Manhattan apartment rents are on the decline — unless you’re living in a no-frills building without a doorman. For those units, rents just hit a record.
While new luxury apartments with doormen — and other extras, like pools and gyms — are proliferating and landlords are cutting deals to get them filled, renters who seek more affordable havens have been driving up demand for older, basic units, for which the supply is more fixed.
The median rent for Manhattan buildings without doormen jumped 5.8 percent in April from a year earlier to $2,995, the highest in records dating back to September 2011, according to a report Thursday by appraiser Miller Samuel Inc. In buildings that have door attendants, the median fell 3.1 percent to $3,758, the biggest annual decline in more than four years.
“You have a lot of people looking for deals out there because the rents just got pushed so high,” said Hal Gavzie.
A surge in construction of new apartment towers has given tenants more choices, and some relief from years of relentless rent increases. In 2017, more than 5,500 newly built units — most of them high-end — will be added to Manhattan’s market-rate rental inventory, data from brokerage Citi Habitats show.
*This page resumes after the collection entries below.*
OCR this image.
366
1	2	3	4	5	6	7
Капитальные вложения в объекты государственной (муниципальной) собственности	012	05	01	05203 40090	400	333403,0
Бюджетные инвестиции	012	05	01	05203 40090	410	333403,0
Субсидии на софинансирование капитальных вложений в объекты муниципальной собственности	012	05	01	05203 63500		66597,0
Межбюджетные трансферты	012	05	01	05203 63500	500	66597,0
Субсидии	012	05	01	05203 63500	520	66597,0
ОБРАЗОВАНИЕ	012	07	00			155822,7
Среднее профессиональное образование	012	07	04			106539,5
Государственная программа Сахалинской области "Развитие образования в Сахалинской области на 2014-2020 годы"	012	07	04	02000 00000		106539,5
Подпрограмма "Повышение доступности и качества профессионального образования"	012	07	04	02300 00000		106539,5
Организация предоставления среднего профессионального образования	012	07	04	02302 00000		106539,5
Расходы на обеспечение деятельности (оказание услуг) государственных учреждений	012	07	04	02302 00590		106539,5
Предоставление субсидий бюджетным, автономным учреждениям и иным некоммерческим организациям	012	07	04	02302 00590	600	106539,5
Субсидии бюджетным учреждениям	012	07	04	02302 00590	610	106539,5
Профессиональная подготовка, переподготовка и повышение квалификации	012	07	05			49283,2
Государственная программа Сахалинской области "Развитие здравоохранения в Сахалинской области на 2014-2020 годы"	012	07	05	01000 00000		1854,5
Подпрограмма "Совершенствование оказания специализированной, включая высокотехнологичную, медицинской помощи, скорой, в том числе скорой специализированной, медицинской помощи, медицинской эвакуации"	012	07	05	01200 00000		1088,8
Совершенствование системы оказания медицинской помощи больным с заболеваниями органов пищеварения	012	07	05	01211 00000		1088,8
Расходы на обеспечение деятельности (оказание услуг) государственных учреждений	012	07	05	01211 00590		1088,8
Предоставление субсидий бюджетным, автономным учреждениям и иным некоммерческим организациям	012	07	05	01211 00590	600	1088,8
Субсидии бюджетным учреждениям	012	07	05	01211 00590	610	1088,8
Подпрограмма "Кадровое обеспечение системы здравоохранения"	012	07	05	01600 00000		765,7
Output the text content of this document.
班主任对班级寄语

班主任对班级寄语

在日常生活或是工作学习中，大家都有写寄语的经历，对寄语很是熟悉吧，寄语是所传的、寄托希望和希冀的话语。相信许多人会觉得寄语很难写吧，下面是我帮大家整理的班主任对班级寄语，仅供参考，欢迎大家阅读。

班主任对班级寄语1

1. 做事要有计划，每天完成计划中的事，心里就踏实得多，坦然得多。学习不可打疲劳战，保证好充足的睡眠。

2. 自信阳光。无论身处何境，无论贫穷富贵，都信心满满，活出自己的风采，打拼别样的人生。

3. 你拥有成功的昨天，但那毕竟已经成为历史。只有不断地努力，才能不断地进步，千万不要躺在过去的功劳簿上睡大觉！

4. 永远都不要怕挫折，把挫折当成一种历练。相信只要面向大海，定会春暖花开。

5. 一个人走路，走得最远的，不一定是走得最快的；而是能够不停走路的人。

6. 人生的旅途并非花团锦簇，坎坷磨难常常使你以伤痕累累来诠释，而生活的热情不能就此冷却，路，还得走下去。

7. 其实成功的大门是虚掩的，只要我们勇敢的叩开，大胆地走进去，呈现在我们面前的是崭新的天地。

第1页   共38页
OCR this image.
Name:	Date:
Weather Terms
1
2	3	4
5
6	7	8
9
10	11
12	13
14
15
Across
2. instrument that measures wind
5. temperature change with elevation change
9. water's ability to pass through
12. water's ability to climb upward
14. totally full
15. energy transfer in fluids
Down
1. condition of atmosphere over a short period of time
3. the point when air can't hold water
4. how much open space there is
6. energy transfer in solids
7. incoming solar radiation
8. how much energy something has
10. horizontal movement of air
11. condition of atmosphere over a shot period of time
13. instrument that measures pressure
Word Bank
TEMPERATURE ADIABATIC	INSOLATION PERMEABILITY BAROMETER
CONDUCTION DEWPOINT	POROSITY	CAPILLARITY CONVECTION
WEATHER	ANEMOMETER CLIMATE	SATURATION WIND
That jump in supply means owners of fancier buildings need to work harder to lure tenants, offering sweeteners such as months of free rent and payment of broker fees, on top of reductions in asking prices.
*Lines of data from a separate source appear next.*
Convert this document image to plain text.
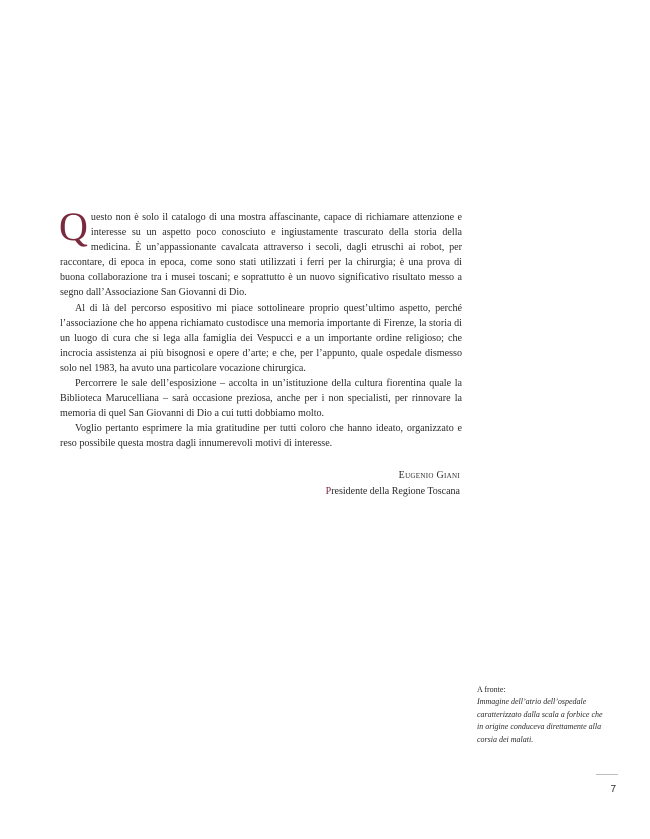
Questo non è solo il catalogo di una mostra affascinante, capace di richiamare attenzione e interesse su un aspetto poco conosciuto e ingiustamente trascurato della storia della medicina. È un’appassionante cavalcata attraverso i secoli, dagli etruschi ai robot, per raccontare, di epoca in epoca, come sono stati utilizzati i ferri per la chirurgia; è una prova di buona collaborazione tra i musei toscani; e soprattutto è un nuovo significativo risultato messo a segno dall’Associazione San Giovanni di Dio.

Al di là del percorso espositivo mi piace sottolineare proprio quest’ultimo aspetto, perché l’associazione che ho appena richiamato custodisce una memoria importante di Firenze, la storia di un luogo di cura che si lega alla famiglia dei Vespucci e a un importante ordine religioso; che incrocia assistenza ai più bisognosi e opere d’arte; e che, per l’appunto, quale ospedale dismesso solo nel 1983, ha avuto una particolare vocazione chirurgica.

Percorrere le sale dell’esposizione – accolta in un’istituzione della cultura fiorentina quale la Biblioteca Marucelliana – sarà occasione preziosa, anche per i non specialisti, per rinnovare la memoria di quel San Giovanni di Dio a cui tutti dobbiamo molto.

Voglio pertanto esprimere la mia gratitudine per tutti coloro che hanno ideato, organizzato e reso possibile questa mostra dagli innumerevoli motivi di interesse.

Eugenio Giani
Presidente della Regione Toscana
A fronte:
Immagine dell’atrio dell’ospedale caratterizzato dalla scala a forbice che in origine conduceva direttamente alla corsia dei malati.
7
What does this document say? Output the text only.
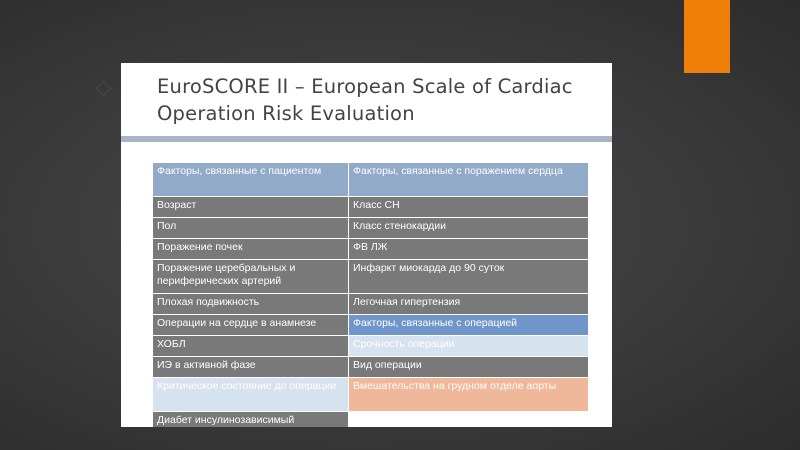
EuroSCORE II – European Scale of Cardiac Operation Risk Evaluation
Факторы, связанные с пациентом	Факторы, связанные с поражением сердца
Возраст	Класс СН
Пол	Класс стенокардии
Поражение почек	ФВ ЛЖ
Поражение церебральных и периферических артерий	Инфаркт миокарда до 90 суток
Плохая подвижность	Легочная гипертензия
Операции на сердце в анамнезе	Факторы, связанные с операцией
ХОБЛ	Срочность операции
ИЭ в активной фазе	Вид операции
Критическое состояние до операции	Вмешательства на грудном отделе аорты
Диабет инсулинозависимый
Publicly traded landlord Equity Residential, for example, is letting renters pay reduced deposits of $1,000 at many of its Manhattan properties, all of which count doormen as a standard, among other amenities. The company has said that New York City job growth is weak in the high-paying industries — such as finance — that produce employees with the means to rent at its properties. At Equity Residential’s newest Manhattan building, at 170 Amsterdam Ave., on the Upper West Side, one-bedrooms start at $4,230.
In doorman buildings, 35 percent of all new leases in April had some type of landlord giveaway, according to Jonathan Miller, president of Miller Samuel. In buildings without doormen, 22 percent of deals last month included concessions. Leases were equally divided between the two types of buildings.
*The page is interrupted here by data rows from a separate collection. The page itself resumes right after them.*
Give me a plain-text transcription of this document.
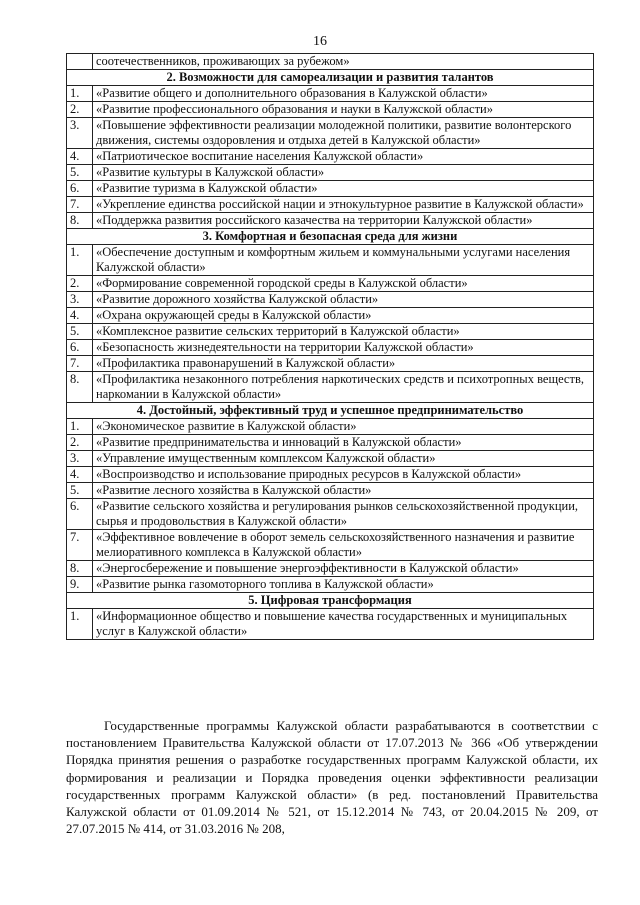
16
	соотечественников, проживающих за рубежом»
2. Возможности для самореализации и развития талантов	
1.	«Развитие общего и дополнительного образования в Калужской области»
2.	«Развитие профессионального образования и науки в Калужской области»
3.	«Повышение эффективности реализации молодежной политики, развитие волонтерского движения, системы оздоровления и отдыха детей в Калужской области»
4.	«Патриотическое воспитание населения Калужской области»
5.	«Развитие культуры в Калужской области»
6.	«Развитие туризма в Калужской области»
7.	«Укрепление единства российской нации и этнокультурное развитие в Калужской области»
8.	«Поддержка развития российского казачества на территории Калужской области»
3. Комфортная и безопасная среда для жизни	
1.	«Обеспечение доступным и комфортным жильем и коммунальными услугами населения Калужской области»
2.	«Формирование современной городской среды в Калужской области»
3.	«Развитие дорожного хозяйства Калужской области»
4.	«Охрана окружающей среды в Калужской области»
5.	«Комплексное развитие сельских территорий в Калужской области»
6.	«Безопасность жизнедеятельности на территории Калужской области»
7.	«Профилактика правонарушений в Калужской области»
8.	«Профилактика незаконного потребления наркотических средств и психотропных веществ, наркомании в Калужской области»
4. Достойный, эффективный труд и успешное предпринимательство	
1.	«Экономическое развитие в Калужской области»
2.	«Развитие предпринимательства и инноваций в Калужской области»
3.	«Управление имущественным комплексом Калужской области»
4.	«Воспроизводство и использование природных ресурсов в Калужской области»
5.	«Развитие лесного хозяйства в Калужской области»
6.	«Развитие сельского хозяйства и регулирования рынков сельскохозяйственной продукции, сырья и продовольствия в Калужской области»
7.	«Эффективное вовлечение в оборот земель сельскохозяйственного назначения и развитие мелиоративного комплекса в Калужской области»
8.	«Энергосбережение и повышение энергоэффективности в Калужской области»
9.	«Развитие рынка газомоторного топлива в Калужской области»
5. Цифровая трансформация	
1.	«Информационное общество и повышение качества государственных и муниципальных услуг в Калужской области»
Государственные программы Калужской области разрабатываются в соответствии с постановлением Правительства Калужской области от 17.07.2013 № 366 «Об утверждении Порядка принятия решения о разработке государственных программ Калужской области, их формирования и реализации и Порядка проведения оценки эффективности реализации государственных программ Калужской области» (в ред. постановлений Правительства Калужской области от 01.09.2014 № 521, от 15.12.2014 № 743, от 20.04.2015 № 209, от 27.07.2015 № 414, от 31.03.2016 № 208,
Concessions aren’t as essential for entry-level apartments “because they’re a value in comparison to other parts of the market,” said Gary Malin, president of Citi Habitats. The brokerage released its own report on the Manhattan rental market Thursday, which said 28 percent of all new leases it brokered last month had incentives, compared with 19 percent a year earlier.
For Brian Jay and his girlfriend, who relocated to Manhattan from Miami last month, cost was one of the guiding factors in their apartment search. They wanted to spend no more than $2,800 a month, and be close to transit for Jay’s commute to Connecticut. Working with Citi Habitats broker Chyann Sapp, they zeroed in on an apartment in a building on East 59th Street near First Avenue — an eight-unit walk-up without a doorman in a neighborhood “where everyone else has one,” said Jay, 28, a financial planner.
The asking price, $2,800, was right at the limit of their budget. They agreed to pay it and the landlord sealed the deal with a non-monetary concession: Jay was allowed to bring his dog, an exception to a general no-pets policy. The couple agreed to pay their last month’s rent upfront, which the owner then used to pay the broker’s fee, Sapp said.
“It’s a two-bedroom apartment for under $3,000,” Sapp said. “When I put an apartment like this on the market, it usually goes very quickly.”